Describing off-market access to deals as “a unique advantage for us”, Palmer says the fund manager is targeting two categories of asset: those it can turn into prime, and value-added. “There aren’t that many of them in the market but we’re better placed than most to access them,” he says, citing examples of prime central London acquisitions and industrial in Aberdeen with short-term tenancy agreements but planning consent for residential.

In terms of sector, parts of the US market are re-emerging with investment appeal. The big news in recent fund launches has been a $1bn (€725m) joint venture between APG and US public pension fund TIAA-CREF targeting US ‘super-regional’ shopping malls.
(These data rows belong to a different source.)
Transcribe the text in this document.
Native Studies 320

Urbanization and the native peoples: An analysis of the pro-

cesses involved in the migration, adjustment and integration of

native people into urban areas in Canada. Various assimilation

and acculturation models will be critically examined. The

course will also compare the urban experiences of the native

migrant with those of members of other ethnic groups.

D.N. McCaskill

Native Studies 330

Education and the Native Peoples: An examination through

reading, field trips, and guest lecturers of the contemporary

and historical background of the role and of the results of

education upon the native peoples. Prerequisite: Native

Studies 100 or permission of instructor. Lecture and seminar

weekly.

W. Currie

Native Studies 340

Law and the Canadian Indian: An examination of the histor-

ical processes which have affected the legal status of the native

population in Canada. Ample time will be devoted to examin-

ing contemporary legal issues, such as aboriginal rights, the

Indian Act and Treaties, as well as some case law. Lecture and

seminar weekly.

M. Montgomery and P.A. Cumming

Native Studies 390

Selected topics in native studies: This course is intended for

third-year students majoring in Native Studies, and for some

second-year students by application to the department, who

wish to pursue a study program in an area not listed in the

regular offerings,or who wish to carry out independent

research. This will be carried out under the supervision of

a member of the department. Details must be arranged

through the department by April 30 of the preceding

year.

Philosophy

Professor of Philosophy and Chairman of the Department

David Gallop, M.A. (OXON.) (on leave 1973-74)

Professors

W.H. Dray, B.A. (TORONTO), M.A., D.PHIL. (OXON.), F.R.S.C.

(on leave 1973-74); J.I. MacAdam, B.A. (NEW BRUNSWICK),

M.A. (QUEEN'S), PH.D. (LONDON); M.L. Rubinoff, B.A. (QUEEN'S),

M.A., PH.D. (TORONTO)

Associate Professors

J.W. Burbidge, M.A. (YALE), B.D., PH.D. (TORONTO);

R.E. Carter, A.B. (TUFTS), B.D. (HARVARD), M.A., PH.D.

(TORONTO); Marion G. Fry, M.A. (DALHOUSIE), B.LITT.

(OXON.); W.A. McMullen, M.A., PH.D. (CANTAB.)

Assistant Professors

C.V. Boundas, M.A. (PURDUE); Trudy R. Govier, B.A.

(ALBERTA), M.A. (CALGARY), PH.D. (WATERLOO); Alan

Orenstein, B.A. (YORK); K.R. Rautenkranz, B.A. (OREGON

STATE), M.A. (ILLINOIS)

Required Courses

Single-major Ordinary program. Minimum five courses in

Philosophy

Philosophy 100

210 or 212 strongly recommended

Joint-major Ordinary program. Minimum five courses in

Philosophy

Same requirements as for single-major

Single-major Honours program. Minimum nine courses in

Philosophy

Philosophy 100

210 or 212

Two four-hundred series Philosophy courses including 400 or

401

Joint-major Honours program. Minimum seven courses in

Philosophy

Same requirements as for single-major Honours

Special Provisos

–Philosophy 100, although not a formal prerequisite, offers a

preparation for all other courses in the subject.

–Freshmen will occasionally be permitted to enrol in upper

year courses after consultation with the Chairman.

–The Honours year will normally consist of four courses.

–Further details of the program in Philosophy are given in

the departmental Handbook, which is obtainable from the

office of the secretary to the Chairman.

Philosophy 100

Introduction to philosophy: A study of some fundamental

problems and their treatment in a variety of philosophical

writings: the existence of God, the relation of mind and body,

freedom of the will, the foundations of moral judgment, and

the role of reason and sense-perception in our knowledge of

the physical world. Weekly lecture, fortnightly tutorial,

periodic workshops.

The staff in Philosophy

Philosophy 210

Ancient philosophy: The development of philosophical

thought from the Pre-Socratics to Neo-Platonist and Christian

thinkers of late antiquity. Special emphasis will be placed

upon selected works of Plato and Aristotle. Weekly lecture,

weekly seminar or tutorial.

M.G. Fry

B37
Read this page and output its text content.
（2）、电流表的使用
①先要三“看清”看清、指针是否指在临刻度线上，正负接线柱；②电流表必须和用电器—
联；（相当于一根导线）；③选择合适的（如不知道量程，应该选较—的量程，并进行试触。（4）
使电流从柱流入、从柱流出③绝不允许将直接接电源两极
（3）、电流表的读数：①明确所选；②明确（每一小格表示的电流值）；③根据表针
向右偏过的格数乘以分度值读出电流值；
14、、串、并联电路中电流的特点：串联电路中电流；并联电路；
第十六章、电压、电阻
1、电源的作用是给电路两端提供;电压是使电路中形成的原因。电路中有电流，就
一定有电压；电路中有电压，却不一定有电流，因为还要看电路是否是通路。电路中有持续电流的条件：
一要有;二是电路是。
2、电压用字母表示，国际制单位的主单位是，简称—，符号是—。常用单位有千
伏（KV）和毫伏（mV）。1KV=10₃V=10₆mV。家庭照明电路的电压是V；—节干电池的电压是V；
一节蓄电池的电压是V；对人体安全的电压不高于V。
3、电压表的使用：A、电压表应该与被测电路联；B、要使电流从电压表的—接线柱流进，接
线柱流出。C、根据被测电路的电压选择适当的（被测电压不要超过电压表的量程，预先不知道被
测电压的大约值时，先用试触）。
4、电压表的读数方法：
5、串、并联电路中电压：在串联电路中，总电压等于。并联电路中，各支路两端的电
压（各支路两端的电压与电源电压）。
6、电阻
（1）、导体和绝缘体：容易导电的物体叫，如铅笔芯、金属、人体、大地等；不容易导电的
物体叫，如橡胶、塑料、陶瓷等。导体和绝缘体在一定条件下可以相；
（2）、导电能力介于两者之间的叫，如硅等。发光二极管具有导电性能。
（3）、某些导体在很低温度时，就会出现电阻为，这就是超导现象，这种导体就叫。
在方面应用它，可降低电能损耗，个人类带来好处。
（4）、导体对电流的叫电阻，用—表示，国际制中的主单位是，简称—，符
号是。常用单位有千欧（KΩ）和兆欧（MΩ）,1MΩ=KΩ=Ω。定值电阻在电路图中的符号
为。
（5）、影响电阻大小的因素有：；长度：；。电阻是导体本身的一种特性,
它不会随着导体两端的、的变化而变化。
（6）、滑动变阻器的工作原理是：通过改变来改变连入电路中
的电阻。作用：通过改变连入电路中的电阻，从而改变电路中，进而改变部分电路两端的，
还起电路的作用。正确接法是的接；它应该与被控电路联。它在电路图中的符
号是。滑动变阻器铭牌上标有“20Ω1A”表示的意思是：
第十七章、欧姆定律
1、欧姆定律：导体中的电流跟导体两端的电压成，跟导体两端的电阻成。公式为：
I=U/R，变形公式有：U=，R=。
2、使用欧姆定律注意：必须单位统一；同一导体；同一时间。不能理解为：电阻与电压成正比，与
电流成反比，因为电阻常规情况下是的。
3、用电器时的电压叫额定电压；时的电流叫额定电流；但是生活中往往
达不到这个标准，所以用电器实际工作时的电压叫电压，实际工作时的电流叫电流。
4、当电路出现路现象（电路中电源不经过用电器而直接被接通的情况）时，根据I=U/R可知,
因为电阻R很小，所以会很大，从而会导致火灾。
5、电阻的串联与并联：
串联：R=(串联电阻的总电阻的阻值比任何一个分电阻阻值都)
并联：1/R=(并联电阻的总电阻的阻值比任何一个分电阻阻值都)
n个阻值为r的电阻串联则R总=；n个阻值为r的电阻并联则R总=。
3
Like the Henderson fund, the joint venture is evidence that some parts of the US real estate market are re-emerging as serious going concerns.

Scott Kempton, managing director of global real estate portfolio management at TIAA-CREF, which has real estate assets under management of around $17bn, says the US institutional investor had been looking for “a like-minded institutional investor partner to provide additional buying power” that would give it more diversification and scale within the sector.

Here again, form matters. That APG is primarily a long-term financial partner is clear from the terms of the agreement. Although it stresses an alignment of interest, TIAA-CREF insisted on a 51/49 split to reflect the fact not only that it had sourced the initial investments and was acting as managing partner in the venture, but because it had 60 years of experience.

“Both firms take a long-term view with regard to their investment, given the irreplaceable nature of the underlying assets. In addition, new acquisition opportunities of these highly productive assets don’t come along very often,” says APG managing director Steve Hason.

There is also a sense of know-your-partner caution. Hason says TIAA-CREF and APG have co-invested in several other ventures in the US. Although no further imminent joint ventures are in the offing, both parties might opt for them if they identify market opportunities.